# Range Report- P239 SAS Gen 2 9mm and the Mosquito .22



## mattdillon (Jul 26, 2010)

I picked up both the P239 and Mosquito (both two tone versions) this past week and finally took both to the range today. Pics of the handguns to follow later. I cleaned and lubricated both guns prior to the range visit. I shot 200 rounds through each. The P239 was fed with Federal 115g FMJ and the Mosquito was fed a dose of CCI MiniMags. 
First, the P239 was flawless. No malfunctions. Shot it at 21 and 33 feet and found it to be as accurate as my P226 Elite 9mm. (I did not take my P226 today to compare since I wanted to spend my time shooting the P239). This will be my carry piece and I was not disappointed in its performance. On my last target I opened up an inch wide hole just left of center with the last 2 magazines. My groupings were better at 7 yards than at 11 yards, but that was to be expected. I am very glad I got it.

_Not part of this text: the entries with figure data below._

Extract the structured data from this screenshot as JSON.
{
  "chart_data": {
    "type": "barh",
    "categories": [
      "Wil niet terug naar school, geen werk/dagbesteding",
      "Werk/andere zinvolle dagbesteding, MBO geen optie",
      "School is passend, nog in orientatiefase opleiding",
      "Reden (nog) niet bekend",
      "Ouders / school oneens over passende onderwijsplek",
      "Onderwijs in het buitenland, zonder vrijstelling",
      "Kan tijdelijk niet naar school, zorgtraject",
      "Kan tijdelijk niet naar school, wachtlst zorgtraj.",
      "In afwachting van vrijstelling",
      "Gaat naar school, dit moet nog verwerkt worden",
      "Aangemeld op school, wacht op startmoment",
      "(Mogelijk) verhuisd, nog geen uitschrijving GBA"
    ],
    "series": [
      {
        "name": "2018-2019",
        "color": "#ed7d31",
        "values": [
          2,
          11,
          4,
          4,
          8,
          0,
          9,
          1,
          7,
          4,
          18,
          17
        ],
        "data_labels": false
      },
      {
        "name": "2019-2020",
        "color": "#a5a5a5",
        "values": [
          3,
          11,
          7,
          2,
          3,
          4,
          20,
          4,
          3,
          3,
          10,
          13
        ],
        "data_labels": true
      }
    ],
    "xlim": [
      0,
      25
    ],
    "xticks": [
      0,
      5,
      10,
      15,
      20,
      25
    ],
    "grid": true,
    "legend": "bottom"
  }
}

Now the Mosquito: Since I have been disappointed with the accuracy and performance of the Walther P22 I wanted the Sig Mosquito for comparison. *IMHO*, 2 words: No contest. Hands down the Mosquito is much more accurate that the P22. :target: YMMV. Out of 200 rounds of CCI's I only had two FTFeeds. I had no FTE's and the slide locked open every time on the last round. The size and weight of the Mosquito also simulates the larger caliber Sig's which I liked and may be why I am dissatisfied with the smaller, lighter weight P22. Also the magazine eject method of the Sig is by far superior to the P22.
If today's results were any indication, I will be putting my Walther P22 up for sale.

UPDATE: I took my P226 Elite back to the range along with the P239. Although I shot well with the P239 my P226 is just a tack driver. Bottom line I love them both.


----------